AAAI Conference 2026 Conference Paper
Debiased Multiplex Tokenizer for Efficient Map-Free Visual Relocalization
- Wenshuai Wang
- Hong Liu
- Shengquan Li
- Peifeng Jiang
- Runwei Ding
Image-based feature representation plays a critical role in visual localization, enabling robots to estimate their position and orientation in GPS-denied environments. However, this task is often undermined by significant variations in camera viewpoints and scene appearances. Recently, map-free visual relocalization (MFVR) has emerged as a promising paradigm due to its compatibility with lightweight deployment and privacy isolation on mobile devices.
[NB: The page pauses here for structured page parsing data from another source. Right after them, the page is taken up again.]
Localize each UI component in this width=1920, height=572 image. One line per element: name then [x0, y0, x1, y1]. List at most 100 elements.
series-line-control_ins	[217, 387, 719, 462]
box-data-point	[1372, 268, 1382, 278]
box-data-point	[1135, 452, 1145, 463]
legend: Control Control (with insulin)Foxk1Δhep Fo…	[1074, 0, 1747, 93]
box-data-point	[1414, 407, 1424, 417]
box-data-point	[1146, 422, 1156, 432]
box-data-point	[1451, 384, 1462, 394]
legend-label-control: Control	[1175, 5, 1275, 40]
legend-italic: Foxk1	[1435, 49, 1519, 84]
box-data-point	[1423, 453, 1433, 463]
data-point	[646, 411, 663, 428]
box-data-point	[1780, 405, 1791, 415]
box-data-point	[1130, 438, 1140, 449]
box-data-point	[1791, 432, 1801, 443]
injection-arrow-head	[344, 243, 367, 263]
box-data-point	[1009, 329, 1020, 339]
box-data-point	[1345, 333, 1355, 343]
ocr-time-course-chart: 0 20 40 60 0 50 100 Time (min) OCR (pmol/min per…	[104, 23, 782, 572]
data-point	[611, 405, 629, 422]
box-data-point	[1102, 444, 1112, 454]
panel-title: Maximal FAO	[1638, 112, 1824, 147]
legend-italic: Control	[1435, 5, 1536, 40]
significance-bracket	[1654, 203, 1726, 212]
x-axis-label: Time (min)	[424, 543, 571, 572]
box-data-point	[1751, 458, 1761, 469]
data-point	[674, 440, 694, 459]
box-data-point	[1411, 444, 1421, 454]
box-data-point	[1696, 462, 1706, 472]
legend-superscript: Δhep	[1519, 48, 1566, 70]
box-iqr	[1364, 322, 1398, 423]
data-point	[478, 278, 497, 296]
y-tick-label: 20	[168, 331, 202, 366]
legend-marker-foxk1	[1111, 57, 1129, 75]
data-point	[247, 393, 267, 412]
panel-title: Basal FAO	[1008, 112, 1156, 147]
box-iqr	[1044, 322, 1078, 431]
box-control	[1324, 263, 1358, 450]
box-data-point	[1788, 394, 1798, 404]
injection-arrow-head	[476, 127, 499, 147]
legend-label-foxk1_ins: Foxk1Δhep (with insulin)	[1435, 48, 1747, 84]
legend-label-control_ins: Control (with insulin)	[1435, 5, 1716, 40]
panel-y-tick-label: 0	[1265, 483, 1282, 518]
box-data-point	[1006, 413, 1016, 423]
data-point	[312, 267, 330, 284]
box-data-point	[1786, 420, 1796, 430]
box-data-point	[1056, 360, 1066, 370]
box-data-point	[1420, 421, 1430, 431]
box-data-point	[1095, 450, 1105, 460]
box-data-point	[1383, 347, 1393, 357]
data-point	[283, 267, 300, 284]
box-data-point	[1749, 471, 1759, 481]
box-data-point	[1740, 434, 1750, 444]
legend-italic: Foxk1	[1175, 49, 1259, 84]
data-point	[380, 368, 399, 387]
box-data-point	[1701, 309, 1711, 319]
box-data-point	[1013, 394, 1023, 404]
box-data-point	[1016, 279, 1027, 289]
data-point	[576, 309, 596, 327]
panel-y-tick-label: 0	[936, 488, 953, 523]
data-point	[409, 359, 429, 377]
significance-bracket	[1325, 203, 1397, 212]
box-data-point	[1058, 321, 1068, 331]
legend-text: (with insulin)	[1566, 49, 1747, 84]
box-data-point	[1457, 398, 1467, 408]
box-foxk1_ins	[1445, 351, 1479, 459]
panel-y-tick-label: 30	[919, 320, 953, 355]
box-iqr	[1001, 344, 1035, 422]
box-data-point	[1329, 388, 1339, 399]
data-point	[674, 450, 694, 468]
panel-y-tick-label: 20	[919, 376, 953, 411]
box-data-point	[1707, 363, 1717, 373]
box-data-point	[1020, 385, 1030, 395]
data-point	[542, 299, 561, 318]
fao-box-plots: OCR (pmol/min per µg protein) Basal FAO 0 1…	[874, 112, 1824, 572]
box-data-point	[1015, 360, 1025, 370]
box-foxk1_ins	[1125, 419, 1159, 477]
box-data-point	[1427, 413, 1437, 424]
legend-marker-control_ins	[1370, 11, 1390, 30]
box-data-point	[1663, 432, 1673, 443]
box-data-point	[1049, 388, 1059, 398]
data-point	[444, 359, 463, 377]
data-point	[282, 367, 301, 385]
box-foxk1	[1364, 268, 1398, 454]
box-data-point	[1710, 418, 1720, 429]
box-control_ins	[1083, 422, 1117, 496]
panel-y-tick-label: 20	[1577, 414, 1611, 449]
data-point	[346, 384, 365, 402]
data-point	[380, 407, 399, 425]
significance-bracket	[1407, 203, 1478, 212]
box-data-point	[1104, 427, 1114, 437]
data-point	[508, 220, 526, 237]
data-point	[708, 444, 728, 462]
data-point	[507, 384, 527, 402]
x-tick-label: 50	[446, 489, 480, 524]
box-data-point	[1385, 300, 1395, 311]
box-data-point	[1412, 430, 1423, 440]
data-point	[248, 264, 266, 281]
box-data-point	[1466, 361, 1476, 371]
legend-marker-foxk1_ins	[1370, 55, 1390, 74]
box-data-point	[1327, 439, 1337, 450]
In this paper, we propose the Debiased Multiplex Tokenizer (DeMT) as a novel method for versatile and efficient MFVR. Specifically, DeMT performs relative pose regression through an integrated framework built upon a pretrained vision Mamba encoder, comprising three key modules: First, Multiplex Interactive Tokenization yields robust image tokens with non-local affinities and cross-domain descriptions; Second, Debiased Anchor Registration facilitates anchor token matching through proximity graph retrieval and causal pointer attribution; Third, Geometry-Informed Pose Regression empowers multi-layer perceptrons with a gating mechanism and spectral normalization to support both pair-wise and multi-view modes. Extensive evaluations across nine public datasets demonstrate that DeMT substantially outperforms existing baselines and ablation variants in diverse indoor and outdoor environments.